Most moves in chess end up being ones with small gains and losses (ones that improve position, not necessarily capturing pieces), so it makes sense to order the 'stand pat' moves first. So the sorting is based on the absolute value of the move scores (with the smaller ones coming first). Cara install web server di windows server 2003. The average branching factor for min-max in chess is about 35, but with the alpha-beta pruning and sorting, the program acheives a branching factor of around 25. Null Move Heuristic This simple heuristic improves the beginning of the alpha-beta search.

Initially, there are no values for what the worst and best possible moves are, so they default to negative and positive infinity respectively. But using this heuristic the algorithm can find an initial lower bound on the best moves.

It lets the opposing player play two moves in sequence (choosing them based on a small-ply min-max search), and computes the score after that. Certainly, any move made by the current player should beat a score obtainable by the opponent getting two chances to move. Quiescence Searching Since the depth of the min-max search is limited, problems can occur at the frontier.

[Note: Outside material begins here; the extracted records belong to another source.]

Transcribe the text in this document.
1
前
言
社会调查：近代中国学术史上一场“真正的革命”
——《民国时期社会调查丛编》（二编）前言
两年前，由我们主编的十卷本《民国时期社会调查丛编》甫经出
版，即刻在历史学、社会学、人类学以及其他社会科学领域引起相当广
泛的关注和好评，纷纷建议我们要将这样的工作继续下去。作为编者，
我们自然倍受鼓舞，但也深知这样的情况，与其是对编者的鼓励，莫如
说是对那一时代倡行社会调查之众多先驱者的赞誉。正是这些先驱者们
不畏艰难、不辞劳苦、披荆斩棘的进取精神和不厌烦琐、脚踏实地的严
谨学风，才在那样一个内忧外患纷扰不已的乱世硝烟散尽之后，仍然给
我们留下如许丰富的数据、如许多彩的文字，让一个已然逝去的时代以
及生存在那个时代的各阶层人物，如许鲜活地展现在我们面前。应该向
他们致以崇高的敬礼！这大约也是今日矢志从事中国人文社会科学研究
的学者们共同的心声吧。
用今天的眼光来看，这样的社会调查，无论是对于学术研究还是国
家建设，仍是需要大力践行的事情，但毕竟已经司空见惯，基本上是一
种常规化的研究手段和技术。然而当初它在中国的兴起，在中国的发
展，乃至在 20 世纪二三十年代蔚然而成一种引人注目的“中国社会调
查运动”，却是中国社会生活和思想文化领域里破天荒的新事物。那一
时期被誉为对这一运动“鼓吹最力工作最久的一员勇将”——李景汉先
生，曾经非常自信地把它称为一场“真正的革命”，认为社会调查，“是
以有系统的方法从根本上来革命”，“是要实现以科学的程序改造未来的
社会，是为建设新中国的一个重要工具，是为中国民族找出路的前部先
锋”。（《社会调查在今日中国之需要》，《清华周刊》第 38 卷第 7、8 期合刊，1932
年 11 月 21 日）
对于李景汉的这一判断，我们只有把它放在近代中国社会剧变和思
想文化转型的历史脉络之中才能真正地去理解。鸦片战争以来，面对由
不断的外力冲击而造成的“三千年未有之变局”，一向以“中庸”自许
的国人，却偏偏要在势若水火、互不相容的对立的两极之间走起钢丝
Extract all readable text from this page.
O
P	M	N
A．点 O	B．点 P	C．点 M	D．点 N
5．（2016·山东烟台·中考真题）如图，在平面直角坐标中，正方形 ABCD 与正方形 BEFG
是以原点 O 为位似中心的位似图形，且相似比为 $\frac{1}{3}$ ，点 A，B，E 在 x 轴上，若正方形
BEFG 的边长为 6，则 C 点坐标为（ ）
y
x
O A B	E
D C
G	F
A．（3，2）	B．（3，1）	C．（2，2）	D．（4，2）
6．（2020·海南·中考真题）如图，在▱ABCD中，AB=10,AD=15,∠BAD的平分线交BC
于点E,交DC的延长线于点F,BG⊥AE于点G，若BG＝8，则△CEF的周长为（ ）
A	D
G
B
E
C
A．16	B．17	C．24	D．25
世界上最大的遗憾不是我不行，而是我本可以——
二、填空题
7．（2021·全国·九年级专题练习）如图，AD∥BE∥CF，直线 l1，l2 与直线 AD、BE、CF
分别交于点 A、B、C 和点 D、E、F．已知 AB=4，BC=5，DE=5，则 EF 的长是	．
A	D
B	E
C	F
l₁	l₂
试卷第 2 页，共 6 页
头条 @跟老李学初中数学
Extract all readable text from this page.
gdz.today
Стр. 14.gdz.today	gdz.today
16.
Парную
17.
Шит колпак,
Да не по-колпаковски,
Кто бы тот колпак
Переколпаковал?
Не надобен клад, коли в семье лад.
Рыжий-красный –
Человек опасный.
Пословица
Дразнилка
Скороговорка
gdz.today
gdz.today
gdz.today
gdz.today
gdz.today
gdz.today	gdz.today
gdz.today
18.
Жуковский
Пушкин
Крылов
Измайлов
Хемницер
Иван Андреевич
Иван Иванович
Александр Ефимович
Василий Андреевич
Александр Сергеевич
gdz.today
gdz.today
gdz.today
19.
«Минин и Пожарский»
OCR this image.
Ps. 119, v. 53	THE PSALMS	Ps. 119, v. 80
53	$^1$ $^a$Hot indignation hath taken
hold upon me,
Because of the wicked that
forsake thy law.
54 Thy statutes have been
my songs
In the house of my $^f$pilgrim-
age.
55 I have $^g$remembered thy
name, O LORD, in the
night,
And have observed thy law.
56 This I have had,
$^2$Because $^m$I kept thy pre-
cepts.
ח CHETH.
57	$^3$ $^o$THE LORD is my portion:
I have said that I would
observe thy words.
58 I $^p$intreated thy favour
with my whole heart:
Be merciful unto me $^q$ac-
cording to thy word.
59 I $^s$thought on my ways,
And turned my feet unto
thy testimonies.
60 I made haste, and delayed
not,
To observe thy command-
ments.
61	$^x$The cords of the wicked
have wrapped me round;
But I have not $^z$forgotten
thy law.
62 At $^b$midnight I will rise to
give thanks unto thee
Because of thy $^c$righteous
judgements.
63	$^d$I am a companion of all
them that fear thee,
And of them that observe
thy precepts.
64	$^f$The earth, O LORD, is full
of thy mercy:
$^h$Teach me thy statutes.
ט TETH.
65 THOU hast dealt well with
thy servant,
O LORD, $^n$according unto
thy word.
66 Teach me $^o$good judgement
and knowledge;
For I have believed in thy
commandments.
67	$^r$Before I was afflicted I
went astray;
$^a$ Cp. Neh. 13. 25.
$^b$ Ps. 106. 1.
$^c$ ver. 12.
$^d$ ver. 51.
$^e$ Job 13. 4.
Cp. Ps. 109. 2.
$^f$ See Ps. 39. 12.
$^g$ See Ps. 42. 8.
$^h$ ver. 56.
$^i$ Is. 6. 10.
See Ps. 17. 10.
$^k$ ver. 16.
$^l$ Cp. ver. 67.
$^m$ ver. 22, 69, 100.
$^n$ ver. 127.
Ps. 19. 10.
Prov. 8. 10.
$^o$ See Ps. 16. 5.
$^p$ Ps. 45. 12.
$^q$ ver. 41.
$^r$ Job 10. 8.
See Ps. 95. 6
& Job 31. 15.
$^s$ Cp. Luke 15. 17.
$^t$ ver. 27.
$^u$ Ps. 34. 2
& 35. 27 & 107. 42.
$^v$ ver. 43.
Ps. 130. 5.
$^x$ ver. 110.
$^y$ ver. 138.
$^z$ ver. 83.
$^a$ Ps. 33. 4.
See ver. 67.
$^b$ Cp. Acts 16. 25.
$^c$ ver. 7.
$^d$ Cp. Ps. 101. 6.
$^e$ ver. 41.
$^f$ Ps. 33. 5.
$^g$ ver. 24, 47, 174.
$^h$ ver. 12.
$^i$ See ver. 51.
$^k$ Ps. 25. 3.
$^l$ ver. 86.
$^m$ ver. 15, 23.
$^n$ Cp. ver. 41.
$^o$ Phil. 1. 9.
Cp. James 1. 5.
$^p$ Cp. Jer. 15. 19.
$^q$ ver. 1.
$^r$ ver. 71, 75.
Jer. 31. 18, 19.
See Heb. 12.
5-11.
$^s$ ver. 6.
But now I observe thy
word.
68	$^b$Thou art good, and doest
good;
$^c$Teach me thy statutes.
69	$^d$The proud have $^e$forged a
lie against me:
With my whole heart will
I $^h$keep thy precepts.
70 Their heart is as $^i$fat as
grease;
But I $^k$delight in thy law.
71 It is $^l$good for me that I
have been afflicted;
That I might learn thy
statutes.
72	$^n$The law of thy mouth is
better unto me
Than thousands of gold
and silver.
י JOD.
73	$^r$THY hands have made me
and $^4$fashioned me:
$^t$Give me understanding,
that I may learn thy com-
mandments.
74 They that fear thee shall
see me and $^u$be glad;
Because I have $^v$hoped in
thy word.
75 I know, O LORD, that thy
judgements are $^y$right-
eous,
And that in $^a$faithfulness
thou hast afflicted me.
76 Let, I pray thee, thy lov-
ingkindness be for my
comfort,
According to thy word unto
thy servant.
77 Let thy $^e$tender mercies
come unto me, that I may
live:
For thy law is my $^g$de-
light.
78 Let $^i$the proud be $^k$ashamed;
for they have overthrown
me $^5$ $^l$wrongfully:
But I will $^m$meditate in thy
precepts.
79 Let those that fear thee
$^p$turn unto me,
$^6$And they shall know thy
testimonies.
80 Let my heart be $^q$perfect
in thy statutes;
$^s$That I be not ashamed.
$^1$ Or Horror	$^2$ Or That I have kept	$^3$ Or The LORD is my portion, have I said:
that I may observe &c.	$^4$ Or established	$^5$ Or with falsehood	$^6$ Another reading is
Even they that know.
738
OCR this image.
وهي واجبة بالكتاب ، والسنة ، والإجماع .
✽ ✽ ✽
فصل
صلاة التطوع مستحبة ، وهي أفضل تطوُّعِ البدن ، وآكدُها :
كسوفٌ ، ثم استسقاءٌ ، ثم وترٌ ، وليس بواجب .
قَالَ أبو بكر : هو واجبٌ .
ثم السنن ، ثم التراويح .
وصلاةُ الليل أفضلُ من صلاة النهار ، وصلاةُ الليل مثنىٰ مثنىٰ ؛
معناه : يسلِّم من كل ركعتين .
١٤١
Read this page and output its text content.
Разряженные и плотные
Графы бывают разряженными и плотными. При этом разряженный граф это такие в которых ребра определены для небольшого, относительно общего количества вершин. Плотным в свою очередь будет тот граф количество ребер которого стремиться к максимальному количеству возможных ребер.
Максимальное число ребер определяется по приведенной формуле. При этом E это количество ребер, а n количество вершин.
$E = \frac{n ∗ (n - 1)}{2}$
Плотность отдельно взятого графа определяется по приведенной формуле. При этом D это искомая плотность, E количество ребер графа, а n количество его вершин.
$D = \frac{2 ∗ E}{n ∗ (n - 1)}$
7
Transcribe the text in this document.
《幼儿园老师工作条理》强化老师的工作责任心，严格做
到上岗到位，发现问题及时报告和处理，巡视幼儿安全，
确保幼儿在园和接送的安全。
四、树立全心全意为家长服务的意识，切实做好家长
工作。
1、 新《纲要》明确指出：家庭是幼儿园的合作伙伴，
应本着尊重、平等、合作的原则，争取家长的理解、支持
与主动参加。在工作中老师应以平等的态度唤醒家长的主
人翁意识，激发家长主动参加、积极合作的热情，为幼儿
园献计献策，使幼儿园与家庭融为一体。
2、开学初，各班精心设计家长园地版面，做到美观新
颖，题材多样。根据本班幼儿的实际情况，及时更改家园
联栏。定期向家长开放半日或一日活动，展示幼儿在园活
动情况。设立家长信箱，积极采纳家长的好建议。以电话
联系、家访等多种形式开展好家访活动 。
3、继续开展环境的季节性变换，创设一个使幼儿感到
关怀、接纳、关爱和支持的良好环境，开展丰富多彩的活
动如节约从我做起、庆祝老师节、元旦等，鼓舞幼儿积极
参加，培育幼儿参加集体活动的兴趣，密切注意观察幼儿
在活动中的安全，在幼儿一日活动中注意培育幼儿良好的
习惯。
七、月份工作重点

A move that may seem great may actually be a disaster because of something that could happen on the very next move. Looking at all these possibilites would mean increasing the ply by 1, which is not the solution, as we would need to extend it to arbitrarily large depths. The goal is thus to search the tree until 'quiescent' positions are found - i.e ones that don't affect the current positions too much (most maneuvers in chess result in only slight advantages or disadvantages to each player, not big ones at once). Hence, looking at higher depths is important only for significant moves - such as captures. Consider for example a move in which you capture the opponent's knight with your queen.